When it was finally cool enough to touch, Zoro brought his dinner to the sole plastic chair around his dining room table. Placing his plate next to the bread, he began to dig in.
It had been mostly fun, some irregularity in an otherwise routine life. As long as he was poisoned, no harm! Especially not when he found himself having a reason to leave the gym that did not include two sheets and a pillow. Waiting in the elevator or running up the stairs, he wondered if there would be something in front of his door today.
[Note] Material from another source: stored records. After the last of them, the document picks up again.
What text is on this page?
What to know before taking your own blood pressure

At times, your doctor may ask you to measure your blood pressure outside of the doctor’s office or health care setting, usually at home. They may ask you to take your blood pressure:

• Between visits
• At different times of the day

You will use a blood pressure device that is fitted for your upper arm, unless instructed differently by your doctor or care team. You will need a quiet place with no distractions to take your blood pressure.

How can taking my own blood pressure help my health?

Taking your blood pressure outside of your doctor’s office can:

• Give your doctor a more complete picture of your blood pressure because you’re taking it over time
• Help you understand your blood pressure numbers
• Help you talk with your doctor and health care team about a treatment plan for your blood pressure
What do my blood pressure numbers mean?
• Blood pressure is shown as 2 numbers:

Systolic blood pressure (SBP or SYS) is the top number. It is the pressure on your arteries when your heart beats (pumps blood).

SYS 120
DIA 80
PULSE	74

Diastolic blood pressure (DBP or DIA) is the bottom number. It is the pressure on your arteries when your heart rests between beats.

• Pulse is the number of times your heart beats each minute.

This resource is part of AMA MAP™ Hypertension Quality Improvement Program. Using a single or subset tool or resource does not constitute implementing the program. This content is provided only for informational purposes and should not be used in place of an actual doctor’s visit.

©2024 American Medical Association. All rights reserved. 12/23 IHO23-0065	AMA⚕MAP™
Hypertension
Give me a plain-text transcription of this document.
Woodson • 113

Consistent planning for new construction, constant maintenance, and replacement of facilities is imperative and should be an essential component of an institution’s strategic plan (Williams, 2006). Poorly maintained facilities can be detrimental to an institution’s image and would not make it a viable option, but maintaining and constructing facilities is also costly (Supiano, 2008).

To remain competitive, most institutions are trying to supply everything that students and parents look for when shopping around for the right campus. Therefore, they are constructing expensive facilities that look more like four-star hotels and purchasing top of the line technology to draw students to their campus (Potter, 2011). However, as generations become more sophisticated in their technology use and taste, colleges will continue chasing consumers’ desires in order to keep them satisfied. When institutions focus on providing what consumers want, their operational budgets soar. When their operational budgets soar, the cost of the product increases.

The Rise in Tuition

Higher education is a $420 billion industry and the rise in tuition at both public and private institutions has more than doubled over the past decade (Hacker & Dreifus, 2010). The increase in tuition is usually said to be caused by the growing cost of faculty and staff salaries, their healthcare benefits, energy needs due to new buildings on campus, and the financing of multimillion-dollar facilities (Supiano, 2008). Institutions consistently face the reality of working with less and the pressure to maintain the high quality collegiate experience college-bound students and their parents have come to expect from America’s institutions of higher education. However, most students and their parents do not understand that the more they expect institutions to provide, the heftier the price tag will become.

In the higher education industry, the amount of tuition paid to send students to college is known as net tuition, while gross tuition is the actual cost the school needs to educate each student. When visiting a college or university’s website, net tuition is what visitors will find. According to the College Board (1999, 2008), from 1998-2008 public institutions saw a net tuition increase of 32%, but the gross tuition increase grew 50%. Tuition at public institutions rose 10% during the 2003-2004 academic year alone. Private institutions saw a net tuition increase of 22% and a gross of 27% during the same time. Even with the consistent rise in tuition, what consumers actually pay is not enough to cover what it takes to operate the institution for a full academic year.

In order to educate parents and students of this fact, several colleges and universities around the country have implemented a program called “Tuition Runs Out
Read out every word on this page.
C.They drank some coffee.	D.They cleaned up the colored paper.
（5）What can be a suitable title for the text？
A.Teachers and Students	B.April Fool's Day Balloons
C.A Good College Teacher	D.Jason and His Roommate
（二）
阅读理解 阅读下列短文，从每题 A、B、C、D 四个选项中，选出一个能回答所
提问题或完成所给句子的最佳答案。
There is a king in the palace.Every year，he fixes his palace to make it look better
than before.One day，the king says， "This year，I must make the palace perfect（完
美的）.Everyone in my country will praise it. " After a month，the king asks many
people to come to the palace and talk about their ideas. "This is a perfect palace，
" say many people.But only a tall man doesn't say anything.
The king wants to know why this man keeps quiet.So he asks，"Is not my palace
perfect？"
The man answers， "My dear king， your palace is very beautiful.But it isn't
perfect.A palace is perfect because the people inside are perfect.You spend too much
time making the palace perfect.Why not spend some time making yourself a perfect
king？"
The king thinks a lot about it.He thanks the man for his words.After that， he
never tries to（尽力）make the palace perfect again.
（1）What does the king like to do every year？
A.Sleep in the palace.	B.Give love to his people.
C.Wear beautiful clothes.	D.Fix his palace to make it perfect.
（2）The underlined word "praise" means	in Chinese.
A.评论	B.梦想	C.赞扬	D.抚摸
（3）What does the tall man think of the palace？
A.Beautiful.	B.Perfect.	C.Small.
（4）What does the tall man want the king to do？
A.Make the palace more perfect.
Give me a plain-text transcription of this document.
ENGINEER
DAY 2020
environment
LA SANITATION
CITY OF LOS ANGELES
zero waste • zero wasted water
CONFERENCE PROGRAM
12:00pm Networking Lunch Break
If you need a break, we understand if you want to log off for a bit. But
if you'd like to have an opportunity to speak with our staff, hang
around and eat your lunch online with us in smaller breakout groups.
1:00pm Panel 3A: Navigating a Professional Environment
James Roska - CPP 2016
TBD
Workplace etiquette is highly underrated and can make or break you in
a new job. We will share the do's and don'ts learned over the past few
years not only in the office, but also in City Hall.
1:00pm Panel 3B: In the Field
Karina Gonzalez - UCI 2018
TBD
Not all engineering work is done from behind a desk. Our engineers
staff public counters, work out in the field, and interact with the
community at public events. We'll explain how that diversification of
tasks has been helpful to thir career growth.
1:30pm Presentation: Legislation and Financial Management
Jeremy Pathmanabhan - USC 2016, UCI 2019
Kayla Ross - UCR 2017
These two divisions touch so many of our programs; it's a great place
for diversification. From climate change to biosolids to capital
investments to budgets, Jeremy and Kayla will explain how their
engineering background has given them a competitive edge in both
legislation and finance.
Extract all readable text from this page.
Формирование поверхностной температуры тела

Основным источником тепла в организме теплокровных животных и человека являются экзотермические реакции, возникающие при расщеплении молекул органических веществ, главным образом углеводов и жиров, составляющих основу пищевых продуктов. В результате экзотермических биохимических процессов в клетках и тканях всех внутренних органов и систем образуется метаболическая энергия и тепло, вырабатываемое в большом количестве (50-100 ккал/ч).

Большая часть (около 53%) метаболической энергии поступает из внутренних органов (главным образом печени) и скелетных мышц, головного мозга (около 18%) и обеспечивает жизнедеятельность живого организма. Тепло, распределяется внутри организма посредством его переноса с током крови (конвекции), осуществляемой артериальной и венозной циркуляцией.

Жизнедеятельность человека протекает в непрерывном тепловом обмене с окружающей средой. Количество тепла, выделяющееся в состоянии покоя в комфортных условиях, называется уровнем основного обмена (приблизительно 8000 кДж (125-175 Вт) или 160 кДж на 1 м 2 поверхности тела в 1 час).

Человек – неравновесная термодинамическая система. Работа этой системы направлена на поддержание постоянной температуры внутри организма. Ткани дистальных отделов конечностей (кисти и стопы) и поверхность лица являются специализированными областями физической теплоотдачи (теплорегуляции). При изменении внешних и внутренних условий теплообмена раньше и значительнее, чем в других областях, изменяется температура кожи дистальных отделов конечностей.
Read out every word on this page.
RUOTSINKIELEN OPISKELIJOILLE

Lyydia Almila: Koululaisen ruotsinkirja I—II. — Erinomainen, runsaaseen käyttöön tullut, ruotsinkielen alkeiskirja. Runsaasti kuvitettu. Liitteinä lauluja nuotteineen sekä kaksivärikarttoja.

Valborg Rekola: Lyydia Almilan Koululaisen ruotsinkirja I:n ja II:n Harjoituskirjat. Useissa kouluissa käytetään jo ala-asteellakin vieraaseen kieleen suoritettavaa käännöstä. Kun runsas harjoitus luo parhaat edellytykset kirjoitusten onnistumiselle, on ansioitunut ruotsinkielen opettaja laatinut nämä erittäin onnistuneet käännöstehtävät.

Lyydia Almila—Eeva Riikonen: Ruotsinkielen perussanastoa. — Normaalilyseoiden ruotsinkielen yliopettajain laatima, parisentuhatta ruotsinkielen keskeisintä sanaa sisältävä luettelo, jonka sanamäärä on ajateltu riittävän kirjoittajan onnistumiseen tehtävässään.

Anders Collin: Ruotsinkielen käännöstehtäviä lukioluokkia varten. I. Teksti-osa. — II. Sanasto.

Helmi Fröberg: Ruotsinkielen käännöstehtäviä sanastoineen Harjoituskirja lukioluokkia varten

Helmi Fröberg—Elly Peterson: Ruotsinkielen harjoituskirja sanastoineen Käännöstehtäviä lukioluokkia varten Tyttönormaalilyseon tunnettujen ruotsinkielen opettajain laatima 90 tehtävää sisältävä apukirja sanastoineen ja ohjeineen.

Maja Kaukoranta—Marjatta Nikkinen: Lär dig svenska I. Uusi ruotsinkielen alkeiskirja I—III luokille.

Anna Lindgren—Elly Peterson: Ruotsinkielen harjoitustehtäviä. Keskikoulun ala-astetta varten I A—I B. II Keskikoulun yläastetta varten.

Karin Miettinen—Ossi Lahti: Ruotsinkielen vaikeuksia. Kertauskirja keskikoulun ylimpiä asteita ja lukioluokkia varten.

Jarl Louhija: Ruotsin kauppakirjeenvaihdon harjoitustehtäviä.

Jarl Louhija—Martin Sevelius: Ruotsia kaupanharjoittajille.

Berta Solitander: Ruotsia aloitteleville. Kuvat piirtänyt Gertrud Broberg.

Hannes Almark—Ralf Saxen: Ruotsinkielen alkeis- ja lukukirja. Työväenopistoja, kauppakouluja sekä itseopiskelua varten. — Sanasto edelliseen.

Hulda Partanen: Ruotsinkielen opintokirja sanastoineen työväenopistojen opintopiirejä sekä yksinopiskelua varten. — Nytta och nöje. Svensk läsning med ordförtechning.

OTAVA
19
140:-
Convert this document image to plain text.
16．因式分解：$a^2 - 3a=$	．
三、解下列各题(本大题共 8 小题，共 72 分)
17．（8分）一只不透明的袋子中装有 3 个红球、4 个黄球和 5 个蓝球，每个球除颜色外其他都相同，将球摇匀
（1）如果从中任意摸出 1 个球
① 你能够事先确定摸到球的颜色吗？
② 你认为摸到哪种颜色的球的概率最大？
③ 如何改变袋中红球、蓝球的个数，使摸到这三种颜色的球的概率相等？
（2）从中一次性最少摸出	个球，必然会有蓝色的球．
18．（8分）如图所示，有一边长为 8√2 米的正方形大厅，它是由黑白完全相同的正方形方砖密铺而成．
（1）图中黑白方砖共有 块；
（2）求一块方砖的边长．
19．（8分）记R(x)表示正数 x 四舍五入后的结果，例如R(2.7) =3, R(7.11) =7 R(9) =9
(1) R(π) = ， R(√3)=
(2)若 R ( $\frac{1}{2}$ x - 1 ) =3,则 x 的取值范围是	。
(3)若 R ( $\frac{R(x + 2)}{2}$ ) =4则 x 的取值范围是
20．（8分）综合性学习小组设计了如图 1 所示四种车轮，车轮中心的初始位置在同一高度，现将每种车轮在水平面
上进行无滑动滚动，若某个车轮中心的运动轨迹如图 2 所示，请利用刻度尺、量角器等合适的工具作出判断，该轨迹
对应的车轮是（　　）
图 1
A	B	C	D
When dinner was over, Zoro did the dishes and placed the rest of the bread in the fridge. Google said bread last longer if you refrigerate it.
Stumbling his way into the bathroom, the soreness of the day finally hit him. It wasn’t the satisfacting shake of a workout well done, but the bone-biting tiredness and burgeoning bruises that left him wanting to take a nap on the shower floor. He didn’t. Instead, he powered through, like he powered through everything, washing his body like the well-oiled machine that it was.
In the haze of the extreme exhaustion and steam, Zoro’s mind wandered back to the mystery cook. It had to be someone in the complex, but why hasn’t they left their name or their apartment number? And why was the baking all the damn time?
Zoro got carried away with the fantasy of the mystery cook’s true identity.
They were definitely a nice old lady who couldn’t get out of the house much on account of a bad hip. Zoro groaned, he had been thrown directly into his own hip that day. But she baked so often because she once had a house full of grandchildren, even now that they have grown up and moved away, her habit stuck. When Zoro finally catches her, she might even ask him what his favorite desert is and start to bake it. He turned off the water. She might even invite him over for dinner.